La temporada se acaba. O empieza, según se mire con parecido desánimo. Aunque he leído varias notas online calcadas unas de otras, con origen perdido en el ciberespacio, que aseguran que la temporalidad turística malagueña se ha acabado con lo que que la media jornada de empleo precario con el que se nos ha bendecido durante el recién cumplido trimestrito estival se mantendrá sin mácula hasta el veranillo de San Martín, por lo menos. Pobres pero trabajando, que ilusión. Y, a dos pasos, ya puestos a elucubrar, de agarrar la zambomba navideña para echarle otros quince días al lomo, para servirles.
Algo tendrá que ver con esta bonanza limosnera la primavera del empleo de la que presumió ayer Fátima Bánez, supongo. Eso que ha llamado la ministra “salida de la crisis a la española”, y olé. Sólida, sana y social, ha dicho. Me estoy viniendo arriba. Sólida porque la creación de empleo está fuerte y consolidada, y social, porque habrá repercutido, sobre todo, en las clases más desfavorecidas -disculpen un segundo, que me logre quitar las manos de la cabeza y prosigo-, pero ¿sana?, ¿sana, por qué? No es retórica, se lo cuento: sana es porque le faltaba una ese para que fueran tres, no le den más vueltas, que yo ya he perdido un buen rato pretendiendo analizarlo.
Probablemente, con los datos oficiales de la caída de enero en picado, se negará la mayor de la ministra, devolviendo agosto a agosto y septiembre, a su canción del Dúo Dinámico, pero ya nadie podrá quitarnos esta pequeña alegría perecedera que nos han dado hoy, cuando hemos borrado de nuestras listas de reproducción, reconfortados, que ya no sabemos hasta cuándo este amor recordará.
No obstante, aunque asumí antes que algo tendría que ver la metodología de la ministra a nivel nacional con que se vislumbre la posibilidad de acabar con la temporalidad turística malagueña, afirmo ahora que muy poco.

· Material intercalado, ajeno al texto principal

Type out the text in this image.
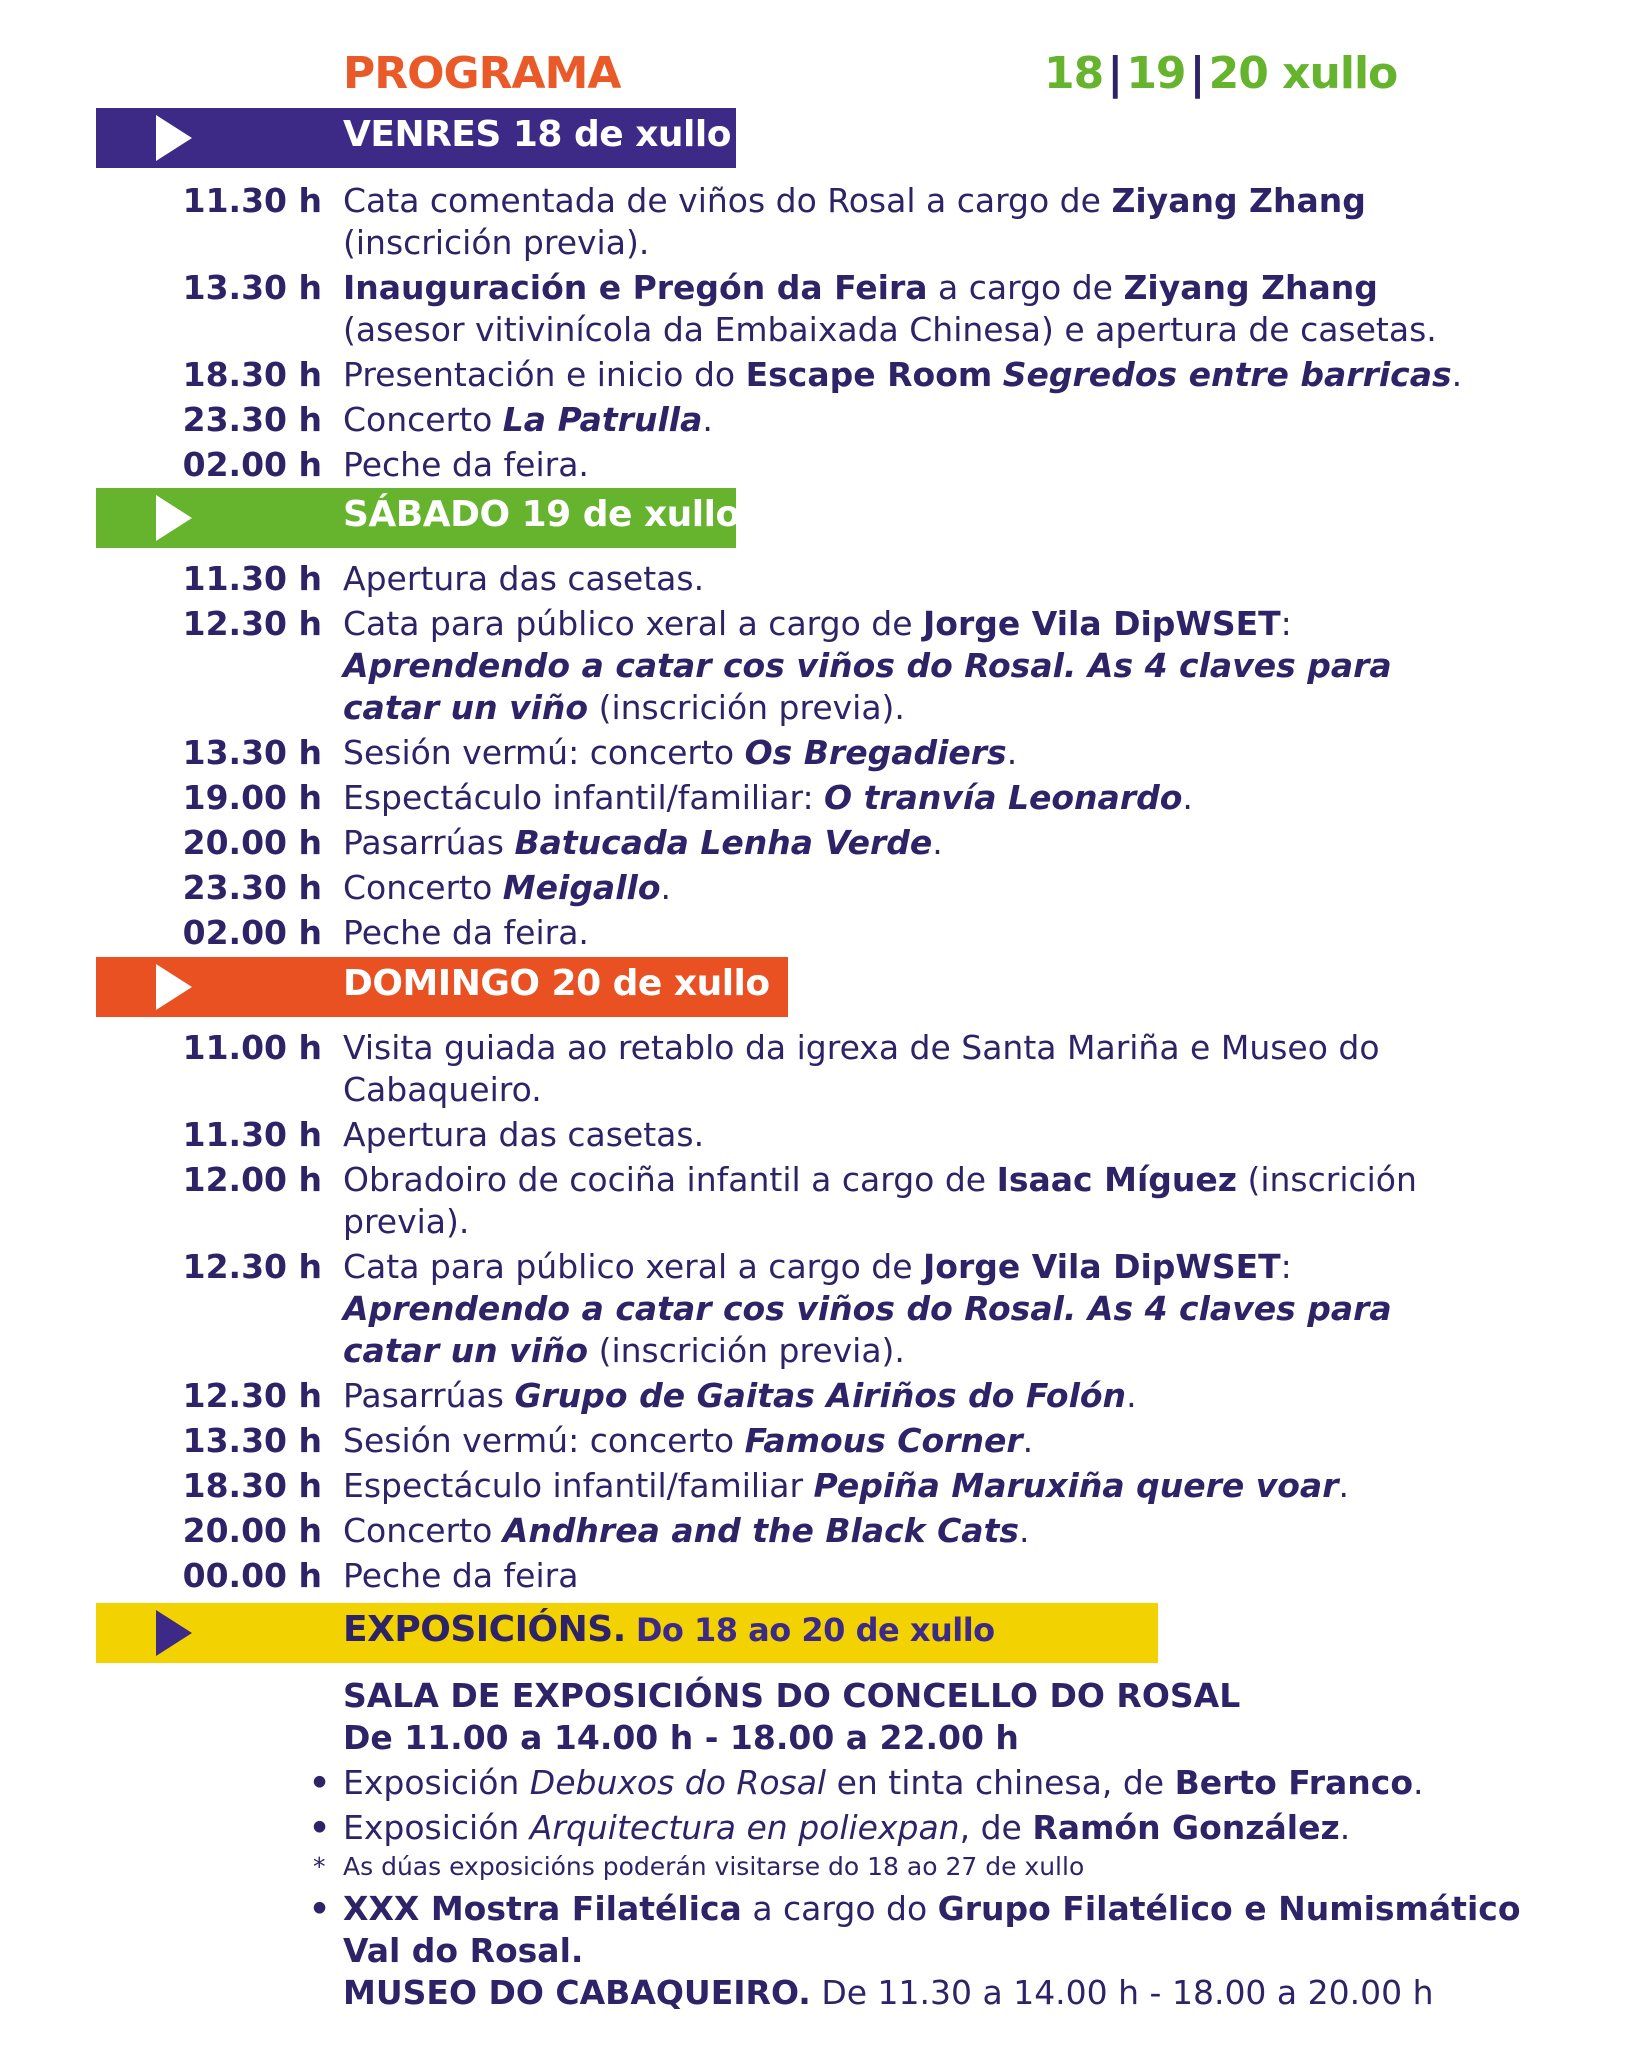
PROGRAMA	18|19|20 xullo
VENRES 18 de xullo
11.30 h Cata comentada de viños do Rosal a cargo de Ziyang Zhang (inscrición previa).
13.30 h Inauguración e Pregón da Feira a cargo de Ziyang Zhang (asesor vitivinícola da Embaixada Chinesa) e apertura de casetas.
18.30 h Presentación e inicio do Escape Room Segredos entre barricas.
23.30 h Concerto La Patrulla.
02.00 h Peche da feira.
SÁBADO 19 de xullo
11.30 h Apertura das casetas.
12.30 h Cata para público xeral a cargo de Jorge Vila DipWSET: Aprendendo a catar cos viños do Rosal. As 4 claves para catar un viño (inscrición previa).
13.30 h Sesión vermú: concerto Os Bregadiers.
19.00 h Espectáculo infantil/familiar: O tranvía Leonardo.
20.00 h Pasarrúas Batucada Lenha Verde.
23.30 h Concerto Meigallo.
02.00 h Peche da feira.
DOMINGO 20 de xullo
11.00 h Visita guiada ao retablo da igrexa de Santa Mariña e Museo do Cabaqueiro.
11.30 h Apertura das casetas.
12.00 h Obradoiro de cociña infantil a cargo de Isaac Míguez (inscrición previa).
12.30 h Cata para público xeral a cargo de Jorge Vila DipWSET: Aprendendo a catar cos viños do Rosal. As 4 claves para catar un viño (inscrición previa).
12.30 h Pasarrúas Grupo de Gaitas Airiños do Folón.
13.30 h Sesión vermú: concerto Famous Corner.
18.30 h Espectáculo infantil/familiar Pepiña Maruxiña quere voar.
20.00 h Concerto Andhrea and the Black Cats.
00.00 h Peche da feira
EXPOSICIÓNS. Do 18 ao 20 de xullo
SALA DE EXPOSICIÓNS DO CONCELLO DO ROSAL
De 11.00 a 14.00 h - 18.00 a 22.00 h
• Exposición Debuxos do Rosal en tinta chinesa, de Berto Franco.
• Exposición Arquitectura en poliexpan, de Ramón González.
* As dúas exposicións poderán visitarse do 18 ao 27 de xullo
• XXX Mostra Filatélica a cargo do Grupo Filatélico e Numismático Val do Rosal.
MUSEO DO CABAQUEIRO. De 11.30 a 14.00 h - 18.00 a 20.00 h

Nuestro caso es excepcional pues, que el otoño pueda transformarse en primavera, tal y como auguran algunos noticias de agencia sin firma ni remordimientos, con más ganas de interpretar con cariño indicios que, con tristeza pruebas,
habría que achacárselo a la fijación de Francisco de la Torre porque así fuera. Nuestro alcalde, con la boca chica, ha apostado al rojo par y pasa de la nuevas tecnologías y con la ficha grande, por el negro de internet, todo a un número monstruoso de gigantismo al que ponerle un museo. Así que, si málaga empezara a superar estos picos de ocupación de los tres meses de surf desolado, habría que hecerle palmas al cantante.
Puede que el turismo nos traiga progreso. Puede que el turismo cultural nos traiga progreso cultural. Confieso que suelo mostrarme agnóstico cuando comparo los sacrosantos datos del continuo récord de turistas con los de nuestras discontinuas pequeñas cuentas oficiales en los bolsillos. Confieso que cuando compruebo que nuestros museos han recibido un tercio menos de los visitantes previstos o que sólo el 40 por ciento de los que han ido, han pagado su entrada, me deprimo escuchando canciones sobre el final del verano. Sin embargo, hoy me he venido arriba. No tanto por el artículo de Sandrine Morel en Le Monde, en el que se sorprende de que una ciudad media y provinciana como la nuestra albergue tantos museos, además de “fiesta, sangría, sol y playa”, como sí por el otro reciente, publicado por ‘The Telegraph’ que eleva a Málaga a paraíso mundial para observar pájaros. Sí, se ven unos cuantos. En Smassa hasta sobra uno, de los que protege el alcalde por razones humanitarias. Nos señala en primer lugar como destino para la observación de aves, en serio. Esto nos hará libres, no la cultura. Esto gustará hasta a los quejicas como yo. No cuesta un duro, no es pobretón de sangría en la playa y arena en las chanclas. Esto es cool y no hay ni que mirarlo, ni invertir, ni sacar entradas que nos demuestre lo poco que nos/les interesan los cuadros. Los pájaros de noviembre son fenomenales y los de febrero, maravillosos. Pasemos y veamos.